The amount of detail within an acid sulfate soils management plan will depend on:

  • the size and complexity of the development proposal
  • the level of risk from acid sulfate soil conditions due to the proposed works
  • the level of certainty associated with the proposed mitigation strategy
  • the sensitivity of the environment likely to be affected.

Note: The above material has been taken from section 6 of the Acid Sulfate Soils Assessment Guideline, August 1998, which forms part of the Acid Sulfate Soils Manual.

When is an acid sulfate soils management plan required?

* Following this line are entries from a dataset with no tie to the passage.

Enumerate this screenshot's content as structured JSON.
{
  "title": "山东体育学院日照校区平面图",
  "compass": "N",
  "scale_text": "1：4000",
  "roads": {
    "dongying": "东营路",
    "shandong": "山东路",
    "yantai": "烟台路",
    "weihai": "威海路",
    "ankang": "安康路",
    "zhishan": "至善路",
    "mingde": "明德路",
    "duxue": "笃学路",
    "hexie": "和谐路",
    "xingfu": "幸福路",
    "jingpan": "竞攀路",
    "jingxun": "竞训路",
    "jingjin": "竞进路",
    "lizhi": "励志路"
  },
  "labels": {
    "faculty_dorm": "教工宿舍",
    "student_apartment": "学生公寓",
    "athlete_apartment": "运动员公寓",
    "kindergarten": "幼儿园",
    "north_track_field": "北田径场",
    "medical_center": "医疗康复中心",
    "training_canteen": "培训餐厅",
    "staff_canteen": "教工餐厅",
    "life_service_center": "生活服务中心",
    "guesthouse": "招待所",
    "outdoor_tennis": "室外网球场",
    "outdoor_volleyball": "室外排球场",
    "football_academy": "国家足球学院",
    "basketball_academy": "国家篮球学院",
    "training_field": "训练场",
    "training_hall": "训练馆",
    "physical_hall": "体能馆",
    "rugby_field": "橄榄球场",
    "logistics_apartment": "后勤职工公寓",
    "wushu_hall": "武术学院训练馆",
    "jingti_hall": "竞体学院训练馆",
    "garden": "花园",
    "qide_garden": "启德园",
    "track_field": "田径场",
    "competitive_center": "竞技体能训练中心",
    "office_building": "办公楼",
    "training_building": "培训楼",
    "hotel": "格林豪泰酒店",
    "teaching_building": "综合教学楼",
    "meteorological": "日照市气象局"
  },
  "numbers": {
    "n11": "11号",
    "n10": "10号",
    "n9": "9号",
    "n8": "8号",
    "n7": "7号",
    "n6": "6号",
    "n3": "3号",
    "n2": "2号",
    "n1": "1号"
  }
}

An acid sulfate soil management plan must be prepared in all circumstances when it has been determined that works in the site’s soils will result in the action criteria listed in Table 4.4 of the Acid Sulfate Soils Assessment Guideline being exceeded (see below). Information to reach this conclusion may be obtained by undertaking the investigations and analysis set out in a preliminary assessment.

National position on ASS

In recognition of the need for a nation-wide co-ordinated approach to managing ASS, the National Working Party on Acid Sulfate Soils was set up and has developed a National Strategy for the Management of Coastal Acid Sulfate Soils (NWPASS 2000).

The National Strategy identifies four objectives:

1. Identify and define coastal acid sulphate soils in Australia

An accurate environmental hazard assessment process at the catchment level and a reliable property assessment method are needed to help establish whether particular properties are at risk, and if so, the extent and severity of ASS.

2. Avoid disturbance of coastal acid sulphate soils 

Undisturbed ASS pose few problems for the environment. To refrain from exposing ASS avoids environmental damage and obviates the need for expensive remedial works. Avoiding ASS impacts is most likely to be achieved through a combination of research, education, well considered development and planning controls and promotion of best management practices.

3. Mitigate impacts when acid sulphate soils disturbance is unavoidable

If ground disturbing activity must be undertaken on ASS soils, it should be undertaken in a manner that ensures that there is no resultant acid water discharge into streams and waterways. While management does present difficulties and some risk, expensive treatment technologies can enable major developments and projects to proceed.

3. Rehabilitate disturbed acid sulphate soils and acid drainage

Where past land use practices, such as excavation and drainage, have disturbed areas of ASS, rehabilitation of these areas will be necessary to improve water quality and minimise on-going adverse effects.